Would such an arrangement be palatable to early stage founders ? Absolutely, especially first timers who, for example, start having family responsibilities (hey, this happens). And it is true, having had these conversations with some founders, that selling early to build their initial asset value is tempting. So would a partial cash out. Especially if they live in Silicon Valley, which is the one of the best places to start a company, but also one of the most expensive.
How would this work ? An early stage startup raising its initial round of financing will typically get a pre-money valuation of a few million dollars – let’s say $3M for argument sake. A VC investing $1M will get 25% of the company’s equity, and will ask to create an option pool (assuming there was none) of say 15% in the pre-money, diluting founders’ ownership by 40% and theoretically valuing their ownership at $2.4M (60% of the post-money of $4M). How much of that equity could they sell to 1) be meaningful to founders, and 2) make sure that their ownership in the business is still a source of motivation ? I’d say 10% to 15% tops. And obviously, the higher the valuation, the easier the maths.
Why don’t VCs do this then ? Because they are investing to build the company, not the personal wealth of the founders – at this stage of the game. Obviously, if the company is successful, both investors and founders will strike it rich. But until then, they want to be aligned on incentives and risks. A partial buyout changes that balance.

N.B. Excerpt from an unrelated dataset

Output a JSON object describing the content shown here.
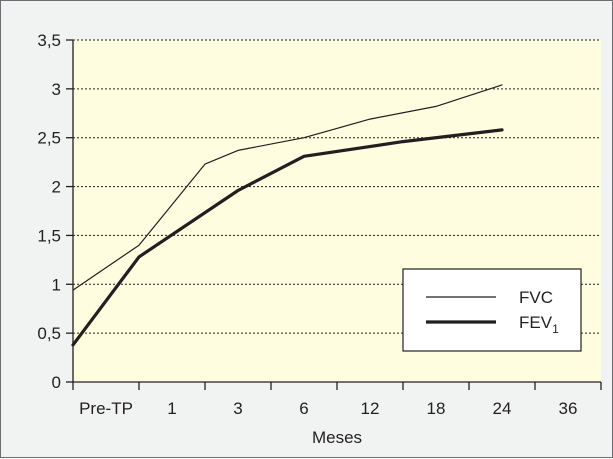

Now comes the wrinkle: early stage take-outs that allow founders to make “meaningful” millions of dollars upon selling early, instead of raising financing and executing in the long run – foregoing the opportunity of building a much bigger company. The current thinking is that most of the companies selling early were not VC deals in a first place, but what if exits start happening with companies that have a VC potential (Flickr comes to mind) ? Will a partial buyout clause make their way into early stage VC termsheets ? I would say no, but then – there was a time when you had to give away percentage points of your company to find new digs… just because there was a lot of competition…
Update: Greg Linden in the comments suggests that a partial payout would somehow make up for the opportunity costs incurred by the founders during the bootstrapping period. The common view is that these bootstrapping costs (both opportunity costs and hard cash invested in the business) is what makes up the Founders’ equity.